15 March 2025 - forgive your enemies

 

 Today's Readings
(Audio)

 You shall love your neighbor and hate your enemy.

This was not specifically stated in Scripture. But it was inferred from the fact that only love of one's neighbor was directly commanded. It made sense to them when the command was given, when their enemies were opposing armies. It made sense to Jesus' contemporaries in his own age, when their enemies were the Roman occupying force. It still makes sense to many people in our own day, whether it is nations or rival political factions who oppose us. Everyone seemed to believe that loving others meant accepting their beliefs and supporting their cause. People still have trouble with the idea of hating the sin and loving the sinner. Many are so deeply defined by the causes they support that disentangling the person from the ideology is often difficult, especially when they themselves insist it is that ideology that makes them who they are.

But I say to you, love your enemies,
and pray for those who persecute you,
that you may be children of your heavenly Father


Jesus called his followers to love their enemies, not by helping them win or to further subjugate them, but by continuing to treat them, in spite of their hostility, as valuable creatures made in the image of God.

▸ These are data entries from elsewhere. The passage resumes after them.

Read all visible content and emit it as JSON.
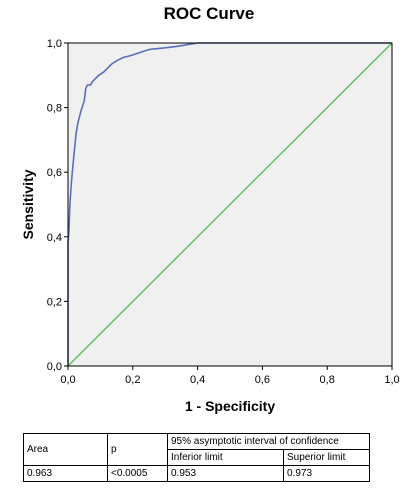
{
  "chart_data": {
    "type": "line",
    "title": "ROC Curve",
    "xlabel": "1 - Specificity",
    "ylabel": "Sensitivity",
    "xlim": [
      0,
      1
    ],
    "ylim": [
      0,
      1
    ],
    "xticks": [
      "0,0",
      "0,2",
      "0,4",
      "0,6",
      "0,8",
      "1,0"
    ],
    "yticks": [
      "0,0",
      "0,2",
      "0,4",
      "0,6",
      "0,8",
      "1,0"
    ],
    "grid": false,
    "series": [
      {
        "color": "#5a6fb8",
        "x": [
          0,
          0,
          0.003,
          0.006,
          0.01,
          0.015,
          0.02,
          0.025,
          0.03,
          0.04,
          0.05,
          0.055,
          0.06,
          0.07,
          0.075,
          0.085,
          0.095,
          0.11,
          0.12,
          0.135,
          0.15,
          0.17,
          0.19,
          0.22,
          0.25,
          0.27,
          0.3,
          0.34,
          0.37,
          0.4,
          0.47,
          0.6,
          0.8,
          1.0
        ],
        "y": [
          0,
          0.38,
          0.42,
          0.5,
          0.56,
          0.62,
          0.67,
          0.72,
          0.75,
          0.79,
          0.82,
          0.86,
          0.87,
          0.87,
          0.88,
          0.89,
          0.9,
          0.91,
          0.92,
          0.935,
          0.945,
          0.955,
          0.96,
          0.97,
          0.98,
          0.982,
          0.985,
          0.99,
          0.995,
          1.0,
          1.0,
          1.0,
          1.0,
          1.0
        ]
      },
      {
        "color": "#55bb55",
        "x": [
          0,
          1
        ],
        "y": [
          0,
          1
        ]
      }
    ],
    "colors": {
      "plot_bg": "#f0f0f0",
      "axis": "#000000"
    }
  },
  "stats_table": {
    "headers": {
      "area": "Area",
      "p": "p",
      "ci_group": "95% asymptotic interval of confidence",
      "inferior": "Inferior limit",
      "superior": "Superior limit"
    },
    "row": {
      "area": "0.963",
      "p": "<0.0005",
      "inferior": "0.953",
      "superior": "0.973"
    }
  }
}
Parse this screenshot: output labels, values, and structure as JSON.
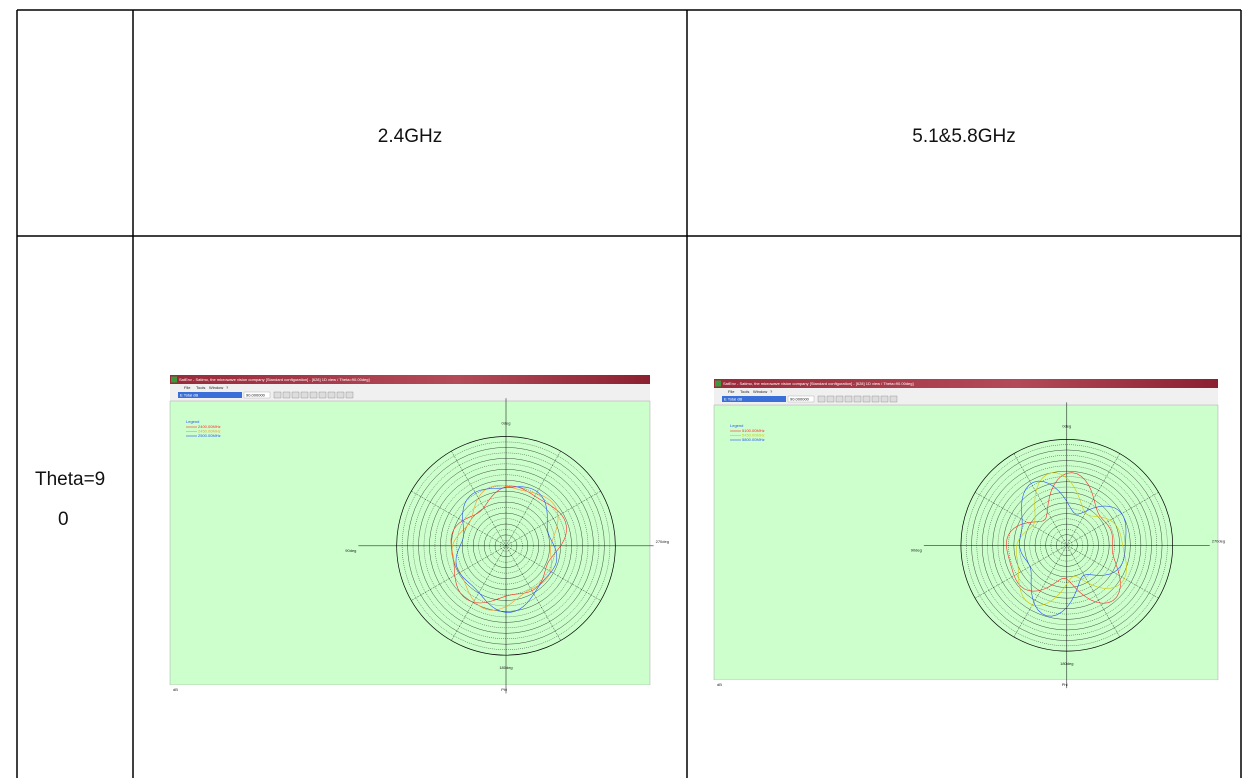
{
  "table": {
    "header": [
      "",
      "2.4GHz",
      "5.1&5.8GHz"
    ],
    "row_label": [
      "Theta=9",
      "0"
    ],
    "shots": [
      {
        "title": "SatEnv - Satimo, the microwave vision company [Standard configuration] - [628] 1D view / Theta=90.00deg]",
        "menu": [
          "File",
          "Tools",
          "Window",
          "?"
        ],
        "field": "E Total dB",
        "angle": "90.000000",
        "legend_title": "Legend",
        "legend": [
          {
            "name": "2400.00MHz",
            "color": "#ff2a2a"
          },
          {
            "name": "2450.00MHz",
            "color": "#ff9a2a"
          },
          {
            "name": "2500.00MHz",
            "color": "#2a50ff"
          }
        ],
        "labels": [
          "0deg",
          "90deg",
          "270deg",
          "180deg"
        ],
        "status": [
          "dB",
          "Phi"
        ]
      },
      {
        "title": "SatEnv - Satimo, the microwave vision company [Standard configuration] - [628] 1D view / Theta=90.00deg]",
        "menu": [
          "File",
          "Tools",
          "Window",
          "?"
        ],
        "field": "E Total dB",
        "angle": "90.000000",
        "legend_title": "Legend",
        "legend": [
          {
            "name": "5100.00MHz",
            "color": "#ff2a2a"
          },
          {
            "name": "5450.00MHz",
            "color": "#d8c800"
          },
          {
            "name": "5800.00MHz",
            "color": "#2a50ff"
          }
        ],
        "labels": [
          "0deg",
          "90deg",
          "270deg",
          "180deg"
        ],
        "status": [
          "dB",
          "Phi"
        ]
      }
    ]
  }
}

They were often required to not assist their enemies with what they did. But they were to respond to the people themselves with prayer and greeting, with willing their good and showing them the common courtesy that all people deserve. Sometimes this would succeed in changing hearts when meeting hostility with hostility never could. People would wonder at the courtesy and good will shown to them in spite of what they did. This was actually something so deeply difficult and uncharacteristic of humans that it appeared miraculous with those who were not accustomed to it. We think here of the ways in which Christian forgiveness still gets the attention of the secular world, whether John Paul the Great forgiving his potential assassin, or the Amish forgiving the shooter who killed five young girls from their community. As enemies go, such perpetrators of murder and attempted murder match the definition more closely than most. And this is why their forgiveness was so remarkable and characteristically Christian.

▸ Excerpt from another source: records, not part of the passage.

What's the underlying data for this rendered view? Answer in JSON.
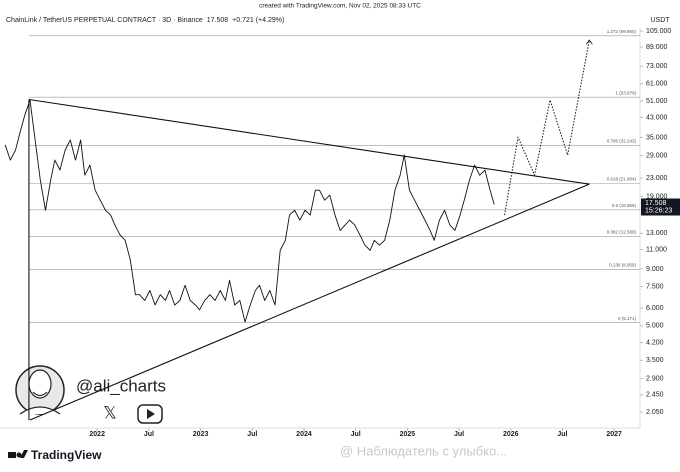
{
  "created": "created with TradingView.com, Nov 02, 2025 08:33 UTC",
  "symbol": "ChainLink / TetherUS PERPETUAL CONTRACT · 3D · Binance",
  "change": "+0.721 (+4.29%)",
  "currency": "USDT",
  "countdown": "15:26:23",
  "brand": "TradingView",
  "author": "@ali_charts",
  "watermark": "@ Наблюдатель с улыбко...",
  "chart_data": {
    "type": "line",
    "log": true,
    "grid": false,
    "xlim": [
      2021.06,
      2027.25
    ],
    "xticks": [
      2022,
      {
        "value": 2022.5,
        "label": "Jul"
      },
      2023,
      {
        "value": 2023.5,
        "label": "Jul"
      },
      2024,
      {
        "value": 2024.5,
        "label": "Jul"
      },
      2025,
      {
        "value": 2025.5,
        "label": "Jul"
      },
      2026,
      {
        "value": 2026.5,
        "label": "Jul"
      },
      2027
    ],
    "ylim": [
      1.74,
      106.2
    ],
    "yticks": [
      {
        "value": 105,
        "label": "105.000"
      },
      {
        "value": 89,
        "label": "89.000"
      },
      {
        "value": 73,
        "label": "73.000"
      },
      {
        "value": 61,
        "label": "61.000"
      },
      {
        "value": 51,
        "label": "51.000"
      },
      {
        "value": 43,
        "label": "43.000"
      },
      {
        "value": 35,
        "label": "35.000"
      },
      {
        "value": 29,
        "label": "29.000"
      },
      {
        "value": 23,
        "label": "23.000"
      },
      {
        "value": 19,
        "label": "19.000"
      },
      {
        "value": 13,
        "label": "13.000"
      },
      {
        "value": 11,
        "label": "11.000"
      },
      {
        "value": 9,
        "label": "9.000"
      },
      {
        "value": 7.5,
        "label": "7.500"
      },
      {
        "value": 6,
        "label": "6.000"
      },
      {
        "value": 5,
        "label": "5.000"
      },
      {
        "value": 4.2,
        "label": "4.200"
      },
      {
        "value": 3.5,
        "label": "3.500"
      },
      {
        "value": 2.9,
        "label": "2.900"
      },
      {
        "value": 2.45,
        "label": "2.450"
      },
      {
        "value": 2.05,
        "label": "2.050"
      }
    ],
    "series": [
      {
        "color": "#111111",
        "x": [
          2021.11,
          2021.16,
          2021.21,
          2021.26,
          2021.3,
          2021.35,
          2021.4,
          2021.45,
          2021.5,
          2021.55,
          2021.59,
          2021.64,
          2021.69,
          2021.74,
          2021.79,
          2021.84,
          2021.88,
          2021.93,
          2021.98,
          2022.03,
          2022.08,
          2022.13,
          2022.17,
          2022.22,
          2022.27,
          2022.32,
          2022.37,
          2022.41,
          2022.46,
          2022.51,
          2022.56,
          2022.61,
          2022.66,
          2022.7,
          2022.75,
          2022.8,
          2022.85,
          2022.9,
          2022.95,
          2022.99,
          2023.04,
          2023.09,
          2023.14,
          2023.19,
          2023.24,
          2023.28,
          2023.33,
          2023.38,
          2023.43,
          2023.48,
          2023.53,
          2023.57,
          2023.62,
          2023.67,
          2023.72,
          2023.77,
          2023.82,
          2023.86,
          2023.91,
          2023.96,
          2024.01,
          2024.06,
          2024.11,
          2024.15,
          2024.2,
          2024.25,
          2024.3,
          2024.35,
          2024.4,
          2024.44,
          2024.49,
          2024.54,
          2024.59,
          2024.64,
          2024.68,
          2024.73,
          2024.78,
          2024.83,
          2024.88,
          2024.93,
          2024.97,
          2025.02,
          2025.07,
          2025.12,
          2025.17,
          2025.22,
          2025.26,
          2025.31,
          2025.36,
          2025.41,
          2025.46,
          2025.51,
          2025.55,
          2025.6,
          2025.65,
          2025.7,
          2025.75,
          2025.8,
          2025.84
        ],
        "values": [
          32.4,
          27.7,
          30.7,
          37.8,
          44.1,
          51.5,
          34.1,
          22.5,
          16.5,
          22.5,
          27.7,
          25.0,
          30.7,
          34.1,
          27.7,
          34.1,
          23.7,
          26.3,
          20.3,
          18.3,
          16.5,
          15.7,
          14.2,
          12.8,
          12.1,
          9.9,
          6.9,
          6.9,
          6.5,
          7.2,
          6.2,
          6.9,
          6.5,
          7.2,
          6.2,
          6.5,
          7.6,
          6.5,
          6.2,
          5.9,
          6.5,
          6.9,
          6.5,
          7.2,
          6.5,
          8.0,
          6.2,
          6.5,
          5.2,
          6.2,
          7.2,
          7.6,
          6.5,
          7.2,
          6.2,
          10.9,
          12.1,
          15.7,
          16.5,
          14.9,
          16.5,
          15.7,
          20.3,
          20.3,
          18.3,
          19.3,
          15.7,
          13.4,
          14.2,
          14.9,
          14.2,
          12.8,
          11.5,
          10.9,
          12.1,
          11.5,
          12.1,
          14.9,
          20.3,
          23.7,
          29.2,
          20.3,
          18.3,
          16.5,
          14.9,
          13.4,
          12.1,
          14.9,
          16.5,
          14.2,
          13.4,
          15.7,
          18.3,
          22.5,
          26.3,
          23.7,
          25.0,
          20.3,
          17.508
        ]
      },
      {
        "color": "#111111",
        "dashed": true,
        "x": [
          2025.94,
          2026.07,
          2026.23,
          2026.38,
          2026.55,
          2026.76
        ],
        "values": [
          15.7,
          35.1,
          23.7,
          51.5,
          29.2,
          95.7
        ]
      }
    ],
    "trendlines": [
      {
        "x": [
          2021.34,
          2026.76
        ],
        "values": [
          51.8,
          21.6
        ]
      },
      {
        "x": [
          2021.35,
          2026.76
        ],
        "values": [
          1.89,
          21.6
        ]
      },
      {
        "x": [
          2021.34,
          2021.34
        ],
        "values": [
          51.8,
          1.89
        ]
      }
    ],
    "fib_levels": [
      {
        "value": 99.96,
        "label": "1.272 (99.960)"
      },
      {
        "value": 53.07,
        "label": "1 (53.070)"
      },
      {
        "value": 32.243,
        "label": "0.786 (32.243)"
      },
      {
        "value": 21.804,
        "label": "0.618 (21.804)"
      },
      {
        "value": 16.566,
        "label": "0.5 (16.566)"
      },
      {
        "value": 12.588,
        "label": "0.382 (12.588)"
      },
      {
        "value": 8.959,
        "label": "0.236 (8.959)"
      },
      {
        "value": 5.171,
        "label": "0 (5.171)"
      }
    ]
  }
}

for he makes his sun rise on the bad and the good,
and causes rain to fall on the just and the unjust


God himself loved us while we were still sinners, still hostile to his ways, still enemies. He sent Jesus into a world that literally rejected and crucified him. He did this because he loved with perfect love that could neither be purchased or squandered, that was steadfast and entirely unselfish. Before the incarnation we might have held out that God did so only because he was immune from the aggression of his enemies. He loved because he had unlimited resources and absolute safety. And so Jesus became one of us, among other reasons, to show that this sort of agape love was appropriate for humans as well, and was in fact the apex of who they were meant to become. He was anything but invulnerable and he did not avail himself of limitless divine resources. Love as reciprocity was not difficult, but neither was it very impressive. It didn't reach much beyond justice, and was sometimes much more selfishly motivated than that. Jesus called his listeners to more than merely greeting others for the sake of being greeted ourselves, or of loving others in order to receive something in return.

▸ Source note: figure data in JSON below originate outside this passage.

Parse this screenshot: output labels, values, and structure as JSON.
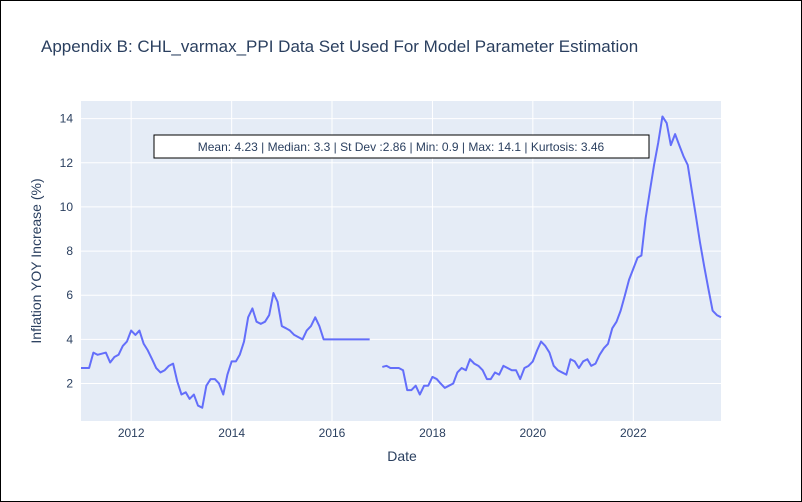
{
  "chart_data": {
    "type": "line",
    "title": "Appendix B: CHL_varmax_PPI Data Set Used For Model Parameter Estimation",
    "xlabel": "Date",
    "ylabel": "Inflation YOY Increase (%)",
    "x_ticks": [
      "2012",
      "2014",
      "2016",
      "2018",
      "2020",
      "2022"
    ],
    "y_ticks": [
      "2",
      "4",
      "6",
      "8",
      "10",
      "12",
      "14"
    ],
    "xlim": [
      "2011-01-01",
      "2023-10-01"
    ],
    "ylim": [
      0.3,
      14.8
    ],
    "grid": true,
    "plot_background": "#e5ecf6",
    "line_color": "#636efa",
    "annotation": "Mean: 4.23 | Median: 3.3 | St Dev :2.86 | Min: 0.9 | Max: 14.1 | Kurtosis: 3.46",
    "series": [
      {
        "x": [
          "2011-01-01",
          "2011-02-01",
          "2011-03-01",
          "2011-04-01",
          "2011-05-01",
          "2011-06-01",
          "2011-07-01",
          "2011-08-01",
          "2011-09-01",
          "2011-10-01",
          "2011-11-01",
          "2011-12-01",
          "2012-01-01",
          "2012-02-01",
          "2012-03-01",
          "2012-04-01",
          "2012-05-01",
          "2012-06-01",
          "2012-07-01",
          "2012-08-01",
          "2012-09-01",
          "2012-10-01",
          "2012-11-01",
          "2012-12-01",
          "2013-01-01",
          "2013-02-01",
          "2013-03-01",
          "2013-04-01",
          "2013-05-01",
          "2013-06-01",
          "2013-07-01",
          "2013-08-01",
          "2013-09-01",
          "2013-10-01",
          "2013-11-01",
          "2013-12-01",
          "2014-01-01",
          "2014-02-01",
          "2014-03-01",
          "2014-04-01",
          "2014-05-01",
          "2014-06-01",
          "2014-07-01",
          "2014-08-01",
          "2014-09-01",
          "2014-10-01",
          "2014-11-01",
          "2014-12-01",
          "2015-01-01",
          "2015-02-01",
          "2015-03-01",
          "2015-04-01",
          "2015-05-01",
          "2015-06-01",
          "2015-07-01",
          "2015-08-01",
          "2015-09-01",
          "2015-10-01",
          "2015-11-01",
          "2015-12-01",
          "2016-01-01",
          "2016-02-01",
          "2016-03-01",
          "2016-04-01",
          "2016-05-01",
          "2016-06-01",
          "2016-07-01",
          "2016-08-01",
          "2016-09-01",
          "2016-10-01",
          "2016-11-01",
          "2016-12-01",
          "2017-01-01",
          "2017-02-01",
          "2017-03-01",
          "2017-04-01",
          "2017-05-01",
          "2017-06-01",
          "2017-07-01",
          "2017-08-01",
          "2017-09-01",
          "2017-10-01",
          "2017-11-01",
          "2017-12-01",
          "2018-01-01",
          "2018-02-01",
          "2018-03-01",
          "2018-04-01",
          "2018-05-01",
          "2018-06-01",
          "2018-07-01",
          "2018-08-01",
          "2018-09-01",
          "2018-10-01",
          "2018-11-01",
          "2018-12-01",
          "2019-01-01",
          "2019-02-01",
          "2019-03-01",
          "2019-04-01",
          "2019-05-01",
          "2019-06-01",
          "2019-07-01",
          "2019-08-01",
          "2019-09-01",
          "2019-10-01",
          "2019-11-01",
          "2019-12-01",
          "2020-01-01",
          "2020-02-01",
          "2020-03-01",
          "2020-04-01",
          "2020-05-01",
          "2020-06-01",
          "2020-07-01",
          "2020-08-01",
          "2020-09-01",
          "2020-10-01",
          "2020-11-01",
          "2020-12-01",
          "2021-01-01",
          "2021-02-01",
          "2021-03-01",
          "2021-04-01",
          "2021-05-01",
          "2021-06-01",
          "2021-07-01",
          "2021-08-01",
          "2021-09-01",
          "2021-10-01",
          "2021-11-01",
          "2021-12-01",
          "2022-01-01",
          "2022-02-01",
          "2022-03-01",
          "2022-04-01",
          "2022-05-01",
          "2022-06-01",
          "2022-07-01",
          "2022-08-01",
          "2022-09-01",
          "2022-10-01",
          "2022-11-01",
          "2022-12-01",
          "2023-01-01",
          "2023-02-01",
          "2023-03-01",
          "2023-04-01",
          "2023-05-01",
          "2023-06-01",
          "2023-07-01",
          "2023-08-01",
          "2023-09-01",
          "2023-10-01"
        ],
        "y": [
          2.7,
          2.7,
          2.7,
          3.4,
          3.3,
          3.35,
          3.4,
          2.95,
          3.2,
          3.3,
          3.7,
          3.9,
          4.4,
          4.2,
          4.4,
          3.8,
          3.5,
          3.1,
          2.7,
          2.5,
          2.6,
          2.8,
          2.9,
          2.1,
          1.5,
          1.6,
          1.3,
          1.5,
          1.0,
          0.9,
          1.9,
          2.2,
          2.2,
          2.0,
          1.5,
          2.4,
          3.0,
          3.0,
          3.3,
          3.9,
          5.0,
          5.4,
          4.8,
          4.7,
          4.8,
          5.1,
          6.1,
          5.7,
          4.6,
          4.5,
          4.4,
          4.2,
          4.1,
          4.0,
          4.4,
          4.6,
          5.0,
          4.6,
          4.0,
          4.0,
          4.0,
          4.0,
          4.0,
          4.0,
          4.0,
          4.0,
          4.0,
          4.0,
          4.0,
          4.0,
          null,
          null,
          2.75,
          2.8,
          2.7,
          2.7,
          2.7,
          2.6,
          1.7,
          1.7,
          1.9,
          1.5,
          1.9,
          1.9,
          2.3,
          2.2,
          2.0,
          1.8,
          1.9,
          2.0,
          2.5,
          2.7,
          2.6,
          3.1,
          2.9,
          2.8,
          2.6,
          2.2,
          2.2,
          2.5,
          2.4,
          2.8,
          2.7,
          2.6,
          2.6,
          2.2,
          2.7,
          2.8,
          3.0,
          3.5,
          3.9,
          3.7,
          3.4,
          2.8,
          2.6,
          2.5,
          2.4,
          3.1,
          3.0,
          2.7,
          3.0,
          3.1,
          2.8,
          2.9,
          3.3,
          3.6,
          3.8,
          4.5,
          4.8,
          5.3,
          6.0,
          6.7,
          7.2,
          7.7,
          7.8,
          9.5,
          10.7,
          11.9,
          12.9,
          14.1,
          13.8,
          12.8,
          13.3,
          12.8,
          12.3,
          11.9,
          10.8,
          9.6,
          8.4,
          7.3,
          6.3,
          5.3,
          5.1,
          5.0
        ]
      }
    ]
  }
}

So be perfect, just as your heavenly Father is perfect.

The Old Testament called the people to be holy as God was holy. But they might have misinterpreted that to mean a call to separate themselves from all others, even by conquest and violence if necessary. So Jesus clarified by teaching the kind of perfection, proper to God, that he wanted his disciples to imitate. This kind of Godly perfection is what will make us a people peculiar God's own. If we receive any praise, renown, or glory, may it be because we love as God loves. And thus it will not accrue to us, but rather to God.